Any help or suggestions would be wonderful thankyou! I am kind of new to all this!

Zana

http://www.efg2.com/Lab/ScienceAndEngineering/Spectra.htm

That chart references http://www.physics.sfasu.edu/astro/color/ which has a link to Spectra Code which contains a Fortran program for calculating the curves.

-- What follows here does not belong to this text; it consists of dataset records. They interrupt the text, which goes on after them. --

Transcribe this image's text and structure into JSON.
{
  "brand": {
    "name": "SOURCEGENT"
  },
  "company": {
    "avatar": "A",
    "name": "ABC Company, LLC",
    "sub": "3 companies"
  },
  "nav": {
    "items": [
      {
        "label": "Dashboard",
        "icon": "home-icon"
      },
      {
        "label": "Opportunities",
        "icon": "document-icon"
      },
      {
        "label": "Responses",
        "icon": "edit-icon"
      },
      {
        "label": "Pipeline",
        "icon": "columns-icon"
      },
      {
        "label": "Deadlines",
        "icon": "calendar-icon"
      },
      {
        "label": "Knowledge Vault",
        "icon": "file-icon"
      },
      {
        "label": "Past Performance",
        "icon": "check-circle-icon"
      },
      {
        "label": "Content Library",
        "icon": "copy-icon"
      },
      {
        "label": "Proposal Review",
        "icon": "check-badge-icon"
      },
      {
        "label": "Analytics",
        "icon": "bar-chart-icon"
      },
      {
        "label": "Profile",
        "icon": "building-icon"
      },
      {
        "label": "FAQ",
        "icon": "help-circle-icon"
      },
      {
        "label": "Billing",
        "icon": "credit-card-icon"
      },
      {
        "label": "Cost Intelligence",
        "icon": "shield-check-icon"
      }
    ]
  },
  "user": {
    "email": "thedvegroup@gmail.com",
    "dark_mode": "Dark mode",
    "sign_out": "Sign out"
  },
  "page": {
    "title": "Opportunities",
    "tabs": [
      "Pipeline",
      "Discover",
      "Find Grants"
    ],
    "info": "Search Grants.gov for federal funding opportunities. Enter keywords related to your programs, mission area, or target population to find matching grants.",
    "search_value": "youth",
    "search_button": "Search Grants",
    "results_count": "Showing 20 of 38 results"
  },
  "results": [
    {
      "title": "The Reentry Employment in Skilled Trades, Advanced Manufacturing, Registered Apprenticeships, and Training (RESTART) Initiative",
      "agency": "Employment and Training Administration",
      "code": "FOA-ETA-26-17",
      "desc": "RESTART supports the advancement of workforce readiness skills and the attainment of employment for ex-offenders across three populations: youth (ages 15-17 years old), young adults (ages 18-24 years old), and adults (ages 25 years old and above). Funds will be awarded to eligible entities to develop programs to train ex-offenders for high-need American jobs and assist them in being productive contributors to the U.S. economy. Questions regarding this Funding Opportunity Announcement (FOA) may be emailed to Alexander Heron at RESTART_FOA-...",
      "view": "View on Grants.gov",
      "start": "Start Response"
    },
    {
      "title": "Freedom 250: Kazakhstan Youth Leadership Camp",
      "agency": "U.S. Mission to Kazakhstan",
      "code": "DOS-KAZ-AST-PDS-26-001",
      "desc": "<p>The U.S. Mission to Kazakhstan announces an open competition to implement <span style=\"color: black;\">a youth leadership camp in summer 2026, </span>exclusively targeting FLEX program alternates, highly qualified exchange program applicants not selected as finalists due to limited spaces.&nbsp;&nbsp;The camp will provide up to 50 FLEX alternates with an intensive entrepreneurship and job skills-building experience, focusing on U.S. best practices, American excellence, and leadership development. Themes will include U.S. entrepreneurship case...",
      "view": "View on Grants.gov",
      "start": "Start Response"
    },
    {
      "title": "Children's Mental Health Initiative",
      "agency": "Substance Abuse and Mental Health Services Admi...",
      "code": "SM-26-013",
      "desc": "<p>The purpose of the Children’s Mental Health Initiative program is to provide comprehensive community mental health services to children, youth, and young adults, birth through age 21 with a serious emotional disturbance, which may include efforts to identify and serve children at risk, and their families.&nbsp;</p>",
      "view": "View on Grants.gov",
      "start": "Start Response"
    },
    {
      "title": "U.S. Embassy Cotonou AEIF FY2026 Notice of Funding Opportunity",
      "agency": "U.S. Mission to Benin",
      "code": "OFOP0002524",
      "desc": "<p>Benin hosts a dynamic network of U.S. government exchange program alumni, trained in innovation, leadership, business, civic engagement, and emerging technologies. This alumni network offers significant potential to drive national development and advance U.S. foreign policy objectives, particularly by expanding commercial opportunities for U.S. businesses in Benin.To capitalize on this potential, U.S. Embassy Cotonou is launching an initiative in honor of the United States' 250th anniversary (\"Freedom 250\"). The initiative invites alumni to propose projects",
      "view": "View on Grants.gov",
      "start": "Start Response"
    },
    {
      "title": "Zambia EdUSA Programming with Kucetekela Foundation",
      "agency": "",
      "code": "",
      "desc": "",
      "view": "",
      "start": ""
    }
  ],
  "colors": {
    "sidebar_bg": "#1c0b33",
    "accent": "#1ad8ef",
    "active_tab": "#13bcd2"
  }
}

That should be enough to allow you to generate a set of RGB values for wavelengths from 380 to 780.

           WL = 380. + REAL(I * 400. / M)

            IF ((WL.GE.380.).AND.(WL.LE.440.)) THEN 
              R = -1.*(WL-440.)/(440.-380.)
              G = 0.
              B = 1.
            ENDIF
            IF ((WL.GE.440.).AND.(WL.LE.490.)) THEN
              R = 0.
              G = (WL-440.)/(490.-440.)
              B = 1.
            ENDIF
            IF ((WL.GE.490.).AND.(WL.LE.510.)) THEN 
              R = 0.
              G = 1.
              B = -1.*(WL-510.)/(510.-490.)
            ENDIF
            IF ((WL.GE.510.).AND.(WL.LE.580.)) THEN 
              R = (WL-510.)/(580.-510.)
              G = 1.
              B = 0.
            ENDIF
            IF ((WL.GE.580.).AND.(WL.LE.645.)) THEN
              R = 1.
              G = -1.*(WL-645.)/(645.-580.)
              B = 0.
            ENDIF
            IF ((WL.GE.645.).AND.(WL.LE.780.)) THEN
              R = 1.
              G = 0.
              B = 0.
            ENDIF

Change .GE. to >= and .LE. to <= for a start.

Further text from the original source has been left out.